Featured in the exhibition will be nearly 50 works by such legendary American artists as Thomas Hart Benton, Arthur Dove, Marsden Hartley, Edward Hopper, Jacob Lawrence, Grandma (Anna Mary Robertson) Moses, John Sloan, Dorothea Tanning and Max Weber. Also included are works by a few artist-faculty members of Carnegie Institute of Technology (now Carnegie Mellon University) such as Samuel Rosenberg, Roy Hilton and Everett Warner, who were invited to show works in nearly all of the 1943-49 exhibitions.
"The Westmoreland decided to mount this exhibition purposefully at the same time as the Carnegie International, because it provides the opportunity to look at contemporary art of the present day and what was contemporary art during the 1940s, at a time when the institute made it a point to introduce American art to an American audience," Jones says.

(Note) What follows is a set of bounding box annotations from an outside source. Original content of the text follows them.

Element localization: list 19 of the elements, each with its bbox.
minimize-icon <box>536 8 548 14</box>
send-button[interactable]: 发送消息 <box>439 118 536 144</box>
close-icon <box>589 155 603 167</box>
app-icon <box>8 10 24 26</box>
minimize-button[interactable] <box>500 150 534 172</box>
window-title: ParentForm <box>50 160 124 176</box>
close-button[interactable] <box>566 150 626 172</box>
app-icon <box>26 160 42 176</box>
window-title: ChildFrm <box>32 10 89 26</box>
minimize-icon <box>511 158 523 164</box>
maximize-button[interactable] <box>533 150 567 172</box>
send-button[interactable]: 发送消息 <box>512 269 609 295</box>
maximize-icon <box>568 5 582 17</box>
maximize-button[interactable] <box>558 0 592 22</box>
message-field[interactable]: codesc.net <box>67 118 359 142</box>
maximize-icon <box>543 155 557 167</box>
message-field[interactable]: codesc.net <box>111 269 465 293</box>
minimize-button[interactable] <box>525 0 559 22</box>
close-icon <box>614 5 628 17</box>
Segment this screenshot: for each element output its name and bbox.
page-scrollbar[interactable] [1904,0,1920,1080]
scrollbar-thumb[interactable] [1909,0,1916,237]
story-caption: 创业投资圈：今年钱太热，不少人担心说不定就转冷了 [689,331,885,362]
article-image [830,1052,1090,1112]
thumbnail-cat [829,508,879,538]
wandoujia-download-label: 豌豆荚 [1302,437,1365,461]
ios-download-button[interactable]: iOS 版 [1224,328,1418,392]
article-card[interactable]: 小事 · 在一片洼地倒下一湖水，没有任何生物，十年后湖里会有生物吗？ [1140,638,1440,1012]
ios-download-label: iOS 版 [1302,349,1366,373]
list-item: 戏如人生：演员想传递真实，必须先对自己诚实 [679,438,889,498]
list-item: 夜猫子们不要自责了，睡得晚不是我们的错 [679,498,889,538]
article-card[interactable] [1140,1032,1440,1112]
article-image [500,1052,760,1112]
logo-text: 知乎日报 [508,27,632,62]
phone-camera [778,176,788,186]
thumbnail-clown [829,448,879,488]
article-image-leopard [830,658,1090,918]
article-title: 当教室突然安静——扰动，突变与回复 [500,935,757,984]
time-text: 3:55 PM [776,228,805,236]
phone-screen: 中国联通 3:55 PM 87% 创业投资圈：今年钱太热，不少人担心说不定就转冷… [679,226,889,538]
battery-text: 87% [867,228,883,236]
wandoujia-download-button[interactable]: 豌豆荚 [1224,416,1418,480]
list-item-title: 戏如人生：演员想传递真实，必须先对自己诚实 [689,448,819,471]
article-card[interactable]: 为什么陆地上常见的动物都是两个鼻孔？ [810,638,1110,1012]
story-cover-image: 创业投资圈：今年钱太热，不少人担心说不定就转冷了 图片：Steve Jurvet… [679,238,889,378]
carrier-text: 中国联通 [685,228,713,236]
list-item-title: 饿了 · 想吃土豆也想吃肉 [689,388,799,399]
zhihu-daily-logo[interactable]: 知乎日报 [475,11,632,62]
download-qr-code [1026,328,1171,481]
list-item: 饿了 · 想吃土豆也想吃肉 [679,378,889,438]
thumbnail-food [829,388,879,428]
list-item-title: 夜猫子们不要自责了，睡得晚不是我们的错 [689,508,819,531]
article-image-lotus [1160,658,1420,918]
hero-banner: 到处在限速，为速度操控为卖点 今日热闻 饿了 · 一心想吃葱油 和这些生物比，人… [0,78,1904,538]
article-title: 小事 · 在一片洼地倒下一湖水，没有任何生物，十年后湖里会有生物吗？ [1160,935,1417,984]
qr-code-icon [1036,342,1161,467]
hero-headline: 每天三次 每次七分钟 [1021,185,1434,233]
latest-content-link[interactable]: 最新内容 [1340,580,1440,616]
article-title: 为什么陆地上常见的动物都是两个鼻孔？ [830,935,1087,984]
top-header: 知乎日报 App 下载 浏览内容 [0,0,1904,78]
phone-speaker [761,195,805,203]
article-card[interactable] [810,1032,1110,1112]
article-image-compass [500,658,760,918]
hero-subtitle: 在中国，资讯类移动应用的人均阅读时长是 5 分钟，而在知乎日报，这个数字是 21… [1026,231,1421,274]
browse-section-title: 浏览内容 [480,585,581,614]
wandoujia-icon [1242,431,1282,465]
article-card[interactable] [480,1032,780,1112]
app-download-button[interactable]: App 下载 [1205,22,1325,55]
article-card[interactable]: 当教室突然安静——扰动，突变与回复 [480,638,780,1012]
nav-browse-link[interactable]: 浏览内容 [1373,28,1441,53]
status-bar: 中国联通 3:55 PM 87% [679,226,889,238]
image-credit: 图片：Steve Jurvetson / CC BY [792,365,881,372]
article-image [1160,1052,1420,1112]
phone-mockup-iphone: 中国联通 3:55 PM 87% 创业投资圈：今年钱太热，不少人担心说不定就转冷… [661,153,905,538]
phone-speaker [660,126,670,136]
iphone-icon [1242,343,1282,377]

"It is in keeping with our mission to mount an exhibition such as this, and it concentrates on a decade in American art that has essentially been overlooked in favor of Abstract Expressionism." Jones says.
Other exhibitions
So, you think you've seen the Carnegie International's best? Now it's time to seek out the rest. Here is a short list of several related, and not-so-related, art exhibitions up throughout much of the run of "Life on Mars," which closes Jan. 11.
Up now
• "Inner and Outer Space" at the Mattress Factory, North Side. -- Organized by New York curator Dara Meyers-Kingsley, this exhibition features installation artworks by nine contemporary artists from six countries. The installations defy the two-dimensional surfaces of each of the museum's galleries by penetrating the walls and floors, offering new perceptions of "actual" space " rupturing notions of "here" and "now." On view through Jan. 11.
• "Pittsburgh Biennial 08" at Pittsburgh Center for the Arts, Shadyside, and Pittsburgh Filmmakers, Oakland. -- A contemporary art exhibition featuring works by more than 40 artists from Western Pennsylvania, this exhibition will continue through Aug. 24.
• "Pittsburgh Drawings by Craig McPherson" at Frick Art & Historical Center, Point Breeze. -- Contemporary artist Craig McPherson works in the urban-realist tradition, producing finely detailed, beautifully atmospheric renderings of urban and industrial environments. This exhibition gathers together some of McPherson's existing Pittsburgh-related mezzotints and expands upon these industrial themes with a body of new work in graphite and pastel. On view through June 8.
• "Piet in Pittsburgh" and "Glen Kaino" at The Andy Warhol Museum, North Shore. -- In addition to an ever-changing display of some of The Andy Warhol Museum's permanent collection, this museum presents 24 paintings spanning 1907-37 by Dutch artist Piet Mondrian (1872-1944), many of which have never been on view in the United States, as well as seven large-scale installation pieces created from 2000-07 by Los Angeles-born and -based artist Glenn Kaino. Both through Aug. 31.
Coming up
• "Painting in the United States" at the Westmoreland Museum of American Art, Greensburg. -- This exhibition reconstructs a sampling of the exhibitions of the same title organized by Carnegie Museum of Art from 1943-1949. The exhibition will run June 29-Oct. 19.